Here's three simple tips for handling evidence well:
- You defend your key assertions with evidence, and relate that evidence to your thesis.
- No key argument about the text should go without evidence. That doesn't mean you need evidence every time you mention that something happens in the text, but that you provide evidence for the assertions that are necessary to defend your thesis.
- In a paper, facts don't speak for themselves. Your understanding of a passage may be different than your reader's understanding of the very same words, so show how the evidence you present substantiates your argument.
You recap the stories as little as possible.
- It is easy to give too much evidence to your paper. Use only evidence that supports the arguments of your paper, rather than retells the events you are discussing.
- You can assume your audience is familiar with the text you are analyzing, so only give enough information about the story to make it clear to what event you're referring. You should eliminate extraneous information, such as basic descriptions of characters or events that you can assume the reader knows.

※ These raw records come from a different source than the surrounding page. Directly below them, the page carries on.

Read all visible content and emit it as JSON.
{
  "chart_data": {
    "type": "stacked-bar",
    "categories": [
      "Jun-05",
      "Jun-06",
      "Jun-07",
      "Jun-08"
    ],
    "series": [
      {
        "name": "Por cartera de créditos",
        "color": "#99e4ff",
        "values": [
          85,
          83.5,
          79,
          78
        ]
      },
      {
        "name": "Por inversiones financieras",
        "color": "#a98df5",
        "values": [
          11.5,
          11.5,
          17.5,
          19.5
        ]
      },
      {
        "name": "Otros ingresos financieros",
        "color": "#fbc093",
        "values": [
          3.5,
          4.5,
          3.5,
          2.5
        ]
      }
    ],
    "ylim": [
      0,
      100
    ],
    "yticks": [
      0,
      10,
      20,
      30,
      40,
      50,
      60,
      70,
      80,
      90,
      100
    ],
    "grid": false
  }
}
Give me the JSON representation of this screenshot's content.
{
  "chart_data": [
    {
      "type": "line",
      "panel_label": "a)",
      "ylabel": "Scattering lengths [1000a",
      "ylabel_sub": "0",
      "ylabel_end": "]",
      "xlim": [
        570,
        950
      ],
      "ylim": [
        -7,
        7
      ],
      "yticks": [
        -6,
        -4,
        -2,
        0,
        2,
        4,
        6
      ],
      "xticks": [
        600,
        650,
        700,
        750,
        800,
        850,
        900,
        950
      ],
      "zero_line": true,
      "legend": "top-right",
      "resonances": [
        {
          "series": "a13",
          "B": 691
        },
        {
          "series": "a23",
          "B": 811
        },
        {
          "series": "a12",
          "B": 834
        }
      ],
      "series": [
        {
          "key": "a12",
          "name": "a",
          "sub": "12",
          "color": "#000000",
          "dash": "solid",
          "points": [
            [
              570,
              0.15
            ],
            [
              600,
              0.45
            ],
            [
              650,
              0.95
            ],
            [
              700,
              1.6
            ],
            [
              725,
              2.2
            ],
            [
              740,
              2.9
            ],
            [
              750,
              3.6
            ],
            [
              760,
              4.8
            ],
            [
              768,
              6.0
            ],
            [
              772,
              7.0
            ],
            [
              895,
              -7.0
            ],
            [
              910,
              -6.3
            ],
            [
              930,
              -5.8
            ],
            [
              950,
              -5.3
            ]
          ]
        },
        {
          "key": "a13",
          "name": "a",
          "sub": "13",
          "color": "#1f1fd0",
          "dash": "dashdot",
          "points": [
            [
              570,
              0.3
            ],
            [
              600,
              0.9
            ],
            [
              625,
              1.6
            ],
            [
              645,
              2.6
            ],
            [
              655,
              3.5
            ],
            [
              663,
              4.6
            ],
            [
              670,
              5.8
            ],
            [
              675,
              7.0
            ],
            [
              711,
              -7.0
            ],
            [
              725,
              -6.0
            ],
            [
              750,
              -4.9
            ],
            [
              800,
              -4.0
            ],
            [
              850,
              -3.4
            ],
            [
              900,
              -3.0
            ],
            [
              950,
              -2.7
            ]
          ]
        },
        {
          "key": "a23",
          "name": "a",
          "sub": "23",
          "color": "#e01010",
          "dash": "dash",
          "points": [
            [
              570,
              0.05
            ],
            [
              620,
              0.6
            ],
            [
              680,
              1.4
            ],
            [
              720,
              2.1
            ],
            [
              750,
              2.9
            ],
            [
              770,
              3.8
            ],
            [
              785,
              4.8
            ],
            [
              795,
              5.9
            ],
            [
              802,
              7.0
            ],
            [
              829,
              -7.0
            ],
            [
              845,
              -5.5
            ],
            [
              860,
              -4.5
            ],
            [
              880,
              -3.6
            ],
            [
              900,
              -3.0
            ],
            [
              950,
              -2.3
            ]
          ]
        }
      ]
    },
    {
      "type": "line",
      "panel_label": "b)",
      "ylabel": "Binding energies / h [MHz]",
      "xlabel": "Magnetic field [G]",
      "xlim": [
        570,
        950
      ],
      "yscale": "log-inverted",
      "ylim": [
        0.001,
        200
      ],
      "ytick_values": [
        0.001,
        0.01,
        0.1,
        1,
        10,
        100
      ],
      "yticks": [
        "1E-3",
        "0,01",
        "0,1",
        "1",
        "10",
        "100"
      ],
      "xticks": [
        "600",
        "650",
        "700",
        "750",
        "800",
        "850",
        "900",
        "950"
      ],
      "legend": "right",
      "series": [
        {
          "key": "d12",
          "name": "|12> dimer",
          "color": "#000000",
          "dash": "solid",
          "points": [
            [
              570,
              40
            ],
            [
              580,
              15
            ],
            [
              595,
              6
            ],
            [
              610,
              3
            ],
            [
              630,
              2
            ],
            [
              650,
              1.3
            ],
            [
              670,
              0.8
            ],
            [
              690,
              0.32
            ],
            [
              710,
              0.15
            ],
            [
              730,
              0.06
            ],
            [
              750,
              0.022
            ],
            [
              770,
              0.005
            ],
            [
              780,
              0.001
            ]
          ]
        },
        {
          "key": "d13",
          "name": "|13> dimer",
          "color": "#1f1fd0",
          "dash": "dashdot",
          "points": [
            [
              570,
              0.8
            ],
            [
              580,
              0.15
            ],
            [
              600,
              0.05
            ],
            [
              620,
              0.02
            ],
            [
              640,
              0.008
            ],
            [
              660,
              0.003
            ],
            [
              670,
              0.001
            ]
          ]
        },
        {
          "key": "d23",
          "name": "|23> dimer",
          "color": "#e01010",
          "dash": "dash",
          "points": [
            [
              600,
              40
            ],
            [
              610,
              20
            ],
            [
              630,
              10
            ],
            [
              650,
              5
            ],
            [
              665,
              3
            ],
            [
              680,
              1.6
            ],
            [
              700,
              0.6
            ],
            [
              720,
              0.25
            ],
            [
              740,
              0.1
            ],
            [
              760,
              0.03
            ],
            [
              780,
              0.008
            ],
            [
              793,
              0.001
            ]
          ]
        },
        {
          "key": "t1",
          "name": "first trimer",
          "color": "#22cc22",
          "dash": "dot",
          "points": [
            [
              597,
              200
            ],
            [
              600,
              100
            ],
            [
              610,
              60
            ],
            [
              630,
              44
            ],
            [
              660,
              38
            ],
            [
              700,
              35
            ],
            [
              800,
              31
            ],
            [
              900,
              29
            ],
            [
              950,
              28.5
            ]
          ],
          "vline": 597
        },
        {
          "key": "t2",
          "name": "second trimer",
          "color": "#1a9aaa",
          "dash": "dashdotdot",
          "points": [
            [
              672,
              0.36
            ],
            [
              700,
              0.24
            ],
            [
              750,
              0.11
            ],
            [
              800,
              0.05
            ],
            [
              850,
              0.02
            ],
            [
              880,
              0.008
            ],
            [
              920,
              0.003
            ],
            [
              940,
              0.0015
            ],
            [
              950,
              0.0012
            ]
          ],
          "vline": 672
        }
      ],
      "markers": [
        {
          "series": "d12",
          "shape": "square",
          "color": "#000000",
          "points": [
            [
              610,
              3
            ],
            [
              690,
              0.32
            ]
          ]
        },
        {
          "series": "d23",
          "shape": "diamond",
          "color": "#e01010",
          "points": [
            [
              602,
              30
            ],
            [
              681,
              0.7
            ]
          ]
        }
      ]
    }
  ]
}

- You integrate the author's words with your own words.
- The best argument is one where your own argument goes hand-in-hand with the evidence used to defend that argument. So rather than presenting your argument, then presenting your evidence, integrate the two.
- This can be done at the sentence level: rather than making your argument in one sentence, then using a long quote to illustrate your point, write one sentence which both makes your argument and quotes the text, as in the following sentence: Odysseus escaped from the Cyclops by saying "Nobody is my name," (Odyssey 9:366), showing that for Homer a true hero must be willing to become a "nobody" in order to achieve his or her ends.
- In the sample sentence above, if you removed the quotation marks, your sentence would read smoothly, and you and Homer would be speaking with one voice: your evidence is well-integrated with your own argument.